The Importance of Deep Work and the 30-Hour Method for Learning a New Skill - madmax108
https://azeria-labs.com/the-importance-of-deep-work-the-30-hour-method-for-learning-a-new-skill/
======
yoricm
I love learning. "Deep work" and "flow" is something I'm aiming at. And I was
pondering why I'm falling short.

It seems like I was blindfolded about learning. I used to see it as taking as
much input as possible. Example: want to learn React? Read books, follow
tutorials, do exercices on your computer. Then I realized this was not
effective.

The missing part was the output.

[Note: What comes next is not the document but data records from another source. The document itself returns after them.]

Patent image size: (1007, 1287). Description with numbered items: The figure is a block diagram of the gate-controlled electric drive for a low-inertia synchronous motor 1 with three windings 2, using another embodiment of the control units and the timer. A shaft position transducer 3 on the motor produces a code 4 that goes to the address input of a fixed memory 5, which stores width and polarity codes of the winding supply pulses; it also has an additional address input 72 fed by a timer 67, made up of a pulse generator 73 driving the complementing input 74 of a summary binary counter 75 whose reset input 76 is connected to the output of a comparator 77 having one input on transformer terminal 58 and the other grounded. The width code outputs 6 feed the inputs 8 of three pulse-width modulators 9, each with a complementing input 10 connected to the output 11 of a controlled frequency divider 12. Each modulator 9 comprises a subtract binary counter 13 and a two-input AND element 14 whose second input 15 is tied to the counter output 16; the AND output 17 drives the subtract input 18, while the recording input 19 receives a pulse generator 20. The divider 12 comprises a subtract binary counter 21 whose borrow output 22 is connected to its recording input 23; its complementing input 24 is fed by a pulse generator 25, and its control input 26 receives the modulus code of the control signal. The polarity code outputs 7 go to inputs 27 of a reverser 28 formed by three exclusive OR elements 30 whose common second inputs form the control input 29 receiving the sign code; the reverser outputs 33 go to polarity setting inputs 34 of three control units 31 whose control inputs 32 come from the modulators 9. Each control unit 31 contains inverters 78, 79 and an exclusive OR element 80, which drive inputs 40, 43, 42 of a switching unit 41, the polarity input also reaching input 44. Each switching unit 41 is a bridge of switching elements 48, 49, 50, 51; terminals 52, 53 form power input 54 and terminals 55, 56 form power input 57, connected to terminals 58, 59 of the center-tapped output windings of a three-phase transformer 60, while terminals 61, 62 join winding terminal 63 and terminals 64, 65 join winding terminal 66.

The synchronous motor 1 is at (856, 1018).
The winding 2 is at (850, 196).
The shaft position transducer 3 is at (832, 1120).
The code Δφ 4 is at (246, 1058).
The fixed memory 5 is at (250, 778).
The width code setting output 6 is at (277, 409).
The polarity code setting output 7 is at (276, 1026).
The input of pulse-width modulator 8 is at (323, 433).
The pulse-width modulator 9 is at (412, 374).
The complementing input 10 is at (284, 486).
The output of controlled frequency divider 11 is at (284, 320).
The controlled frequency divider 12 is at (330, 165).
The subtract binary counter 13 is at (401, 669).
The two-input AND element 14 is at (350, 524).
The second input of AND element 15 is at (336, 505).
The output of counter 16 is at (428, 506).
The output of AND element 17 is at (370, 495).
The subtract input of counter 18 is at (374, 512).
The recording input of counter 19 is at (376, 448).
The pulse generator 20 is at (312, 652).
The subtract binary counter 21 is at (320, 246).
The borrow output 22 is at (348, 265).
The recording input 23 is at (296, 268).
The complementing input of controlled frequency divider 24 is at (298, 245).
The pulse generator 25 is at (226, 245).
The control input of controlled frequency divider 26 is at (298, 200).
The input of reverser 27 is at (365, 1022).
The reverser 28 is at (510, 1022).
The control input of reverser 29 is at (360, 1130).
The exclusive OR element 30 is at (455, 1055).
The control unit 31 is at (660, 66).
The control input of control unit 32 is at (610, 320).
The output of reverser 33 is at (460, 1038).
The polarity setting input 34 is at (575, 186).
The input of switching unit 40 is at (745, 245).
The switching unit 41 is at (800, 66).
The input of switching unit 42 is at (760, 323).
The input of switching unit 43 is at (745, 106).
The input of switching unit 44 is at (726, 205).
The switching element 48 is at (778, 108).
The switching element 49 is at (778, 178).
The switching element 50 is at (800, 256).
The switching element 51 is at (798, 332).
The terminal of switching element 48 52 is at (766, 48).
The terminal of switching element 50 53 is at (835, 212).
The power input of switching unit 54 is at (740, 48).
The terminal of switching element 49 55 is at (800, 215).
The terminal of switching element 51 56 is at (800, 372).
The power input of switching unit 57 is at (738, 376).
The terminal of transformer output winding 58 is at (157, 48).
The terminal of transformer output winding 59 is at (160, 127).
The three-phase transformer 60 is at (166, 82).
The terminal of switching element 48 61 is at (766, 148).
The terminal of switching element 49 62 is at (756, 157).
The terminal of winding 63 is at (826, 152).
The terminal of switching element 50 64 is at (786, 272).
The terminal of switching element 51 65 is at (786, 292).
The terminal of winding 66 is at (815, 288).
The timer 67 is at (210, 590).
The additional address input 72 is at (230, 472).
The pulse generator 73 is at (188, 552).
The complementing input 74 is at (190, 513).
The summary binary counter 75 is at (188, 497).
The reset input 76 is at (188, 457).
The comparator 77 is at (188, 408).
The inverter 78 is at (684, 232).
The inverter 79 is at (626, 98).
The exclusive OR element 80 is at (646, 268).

I figured out, not only I need to take input
(read), to process it (practice), but also to do it for someone else. This can
be explaining to someone, showing what I do, teaching, making a video or a
tutorial.

I used to be very good about learning early in my life. I now realized it
wasn't because of the resources (It was almost zero), but because I was so
excited to show my dad, my brother and sister what I could accomplish on the
computer. If it wasn't for them, I wouldn't have learn anything.

I certainly put a lot of practice into it, but it was only a consequence of my
excitement to show others.

Lately I followed lots of tutorials and books, but was not excited about it,
because I was learning those only for myself.

Producing output (teaching others, videos, blog, useful projects) is key.